The review section includes five reviews of ten recent books. Ferenc Láczo reviews six books produced by the United States Holocaust Memorial Museum: Jürgen Matthäus and Mark Roseman, eds., Jewish Responses to Persecution, Volume I, 1933–1938; Alexandra Garbarini with Emil Kerenji, Jan Lambertz, and Avinoam Patt, eds., Jewish Responses to Persecution, Volume II, 1938–1940; Jürgen Matthäus with Emil Kerenji, Jan Lambertz, and Leah Wolfson, eds., Jewish Responses to Persecution, Volume III, 1941–1942; Emil Kerenji, ed., Jewish Responses to Persecution, Volume IV, 1942–1943; Leah Wolfson, ed., Jewish Responses to Persecution, Volume V, 1944–1946; and Zoltán Vági, László Csősz, and Gábor Kádár, The Holocaust in Hungary: Evolution of a Genocide. He finds the achievement of the volumes on Jewish responses and on Hungary to be very important and the wealth of primary sources to be of great use, although he has some criticism as well. Guy Miron is full of praise for Kim Wünschmann’s innovative book, Before Auschwitz: Jewish Prisoners in the Prewar Concentration Camps, whereas Dieter Pohl is very critical of Timothy Snyder’s Black Earth: The Holocaust as History and Warning, finding it “unconvincing” as an interpretation of the origins and background of the Holocaust. Raphael Vago praises Ştefan Ionescu’s Jewish Resistance to “Romanianization”, 1940–44, although he does point to flaws in the book as well. Thomas Kühne finds Susanne Wein’s Antisemitismus im Reichstag. Judenfeindliche Sprache in Politik und Gesellschaft der Weimarer Republik empirically rich but not innovative conceptually.

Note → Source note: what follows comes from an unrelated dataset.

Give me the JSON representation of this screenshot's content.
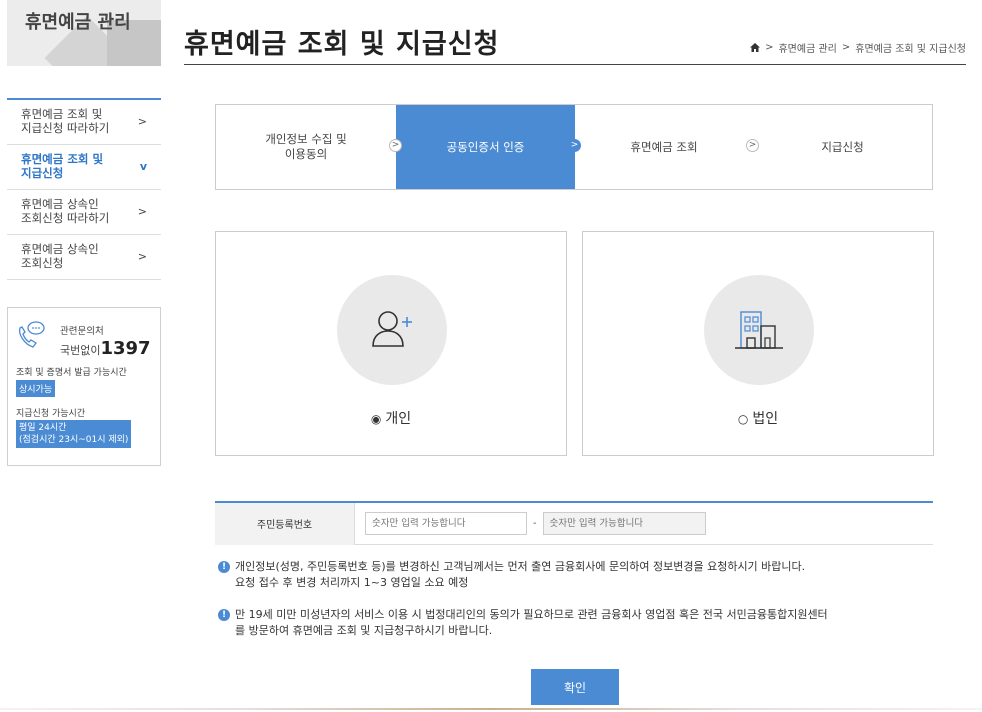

As this issue was being completed, Geoffrey Hartman, another important scholar in Holocaust research, passed away. Hartman was known as the director and faculty advisor for The Fortunoff Video Archives for Holocaust Testimonies at Yale University. This project, which began with interviews with Holocaust survivors and witnesses in the New Haven, Connecticut, area, expanded in the 1980s, under Hartman’s leadership, to a systematic interview endeavor involving survivors in the United States and other countries. Hartman’s contribution to the study of the Holocaust through this major undertaking, as well as his publications and lectures on survivor testimony helped give voice to the victims. Many of the articles in this issue and the books reviewed in it also give voice to the victims of the Holocaust, in what is now a fully accepted methodology in Holocaust research. We trust that this issue is a fitting honor to the memories of Hartman and the three late historians commemorated herein.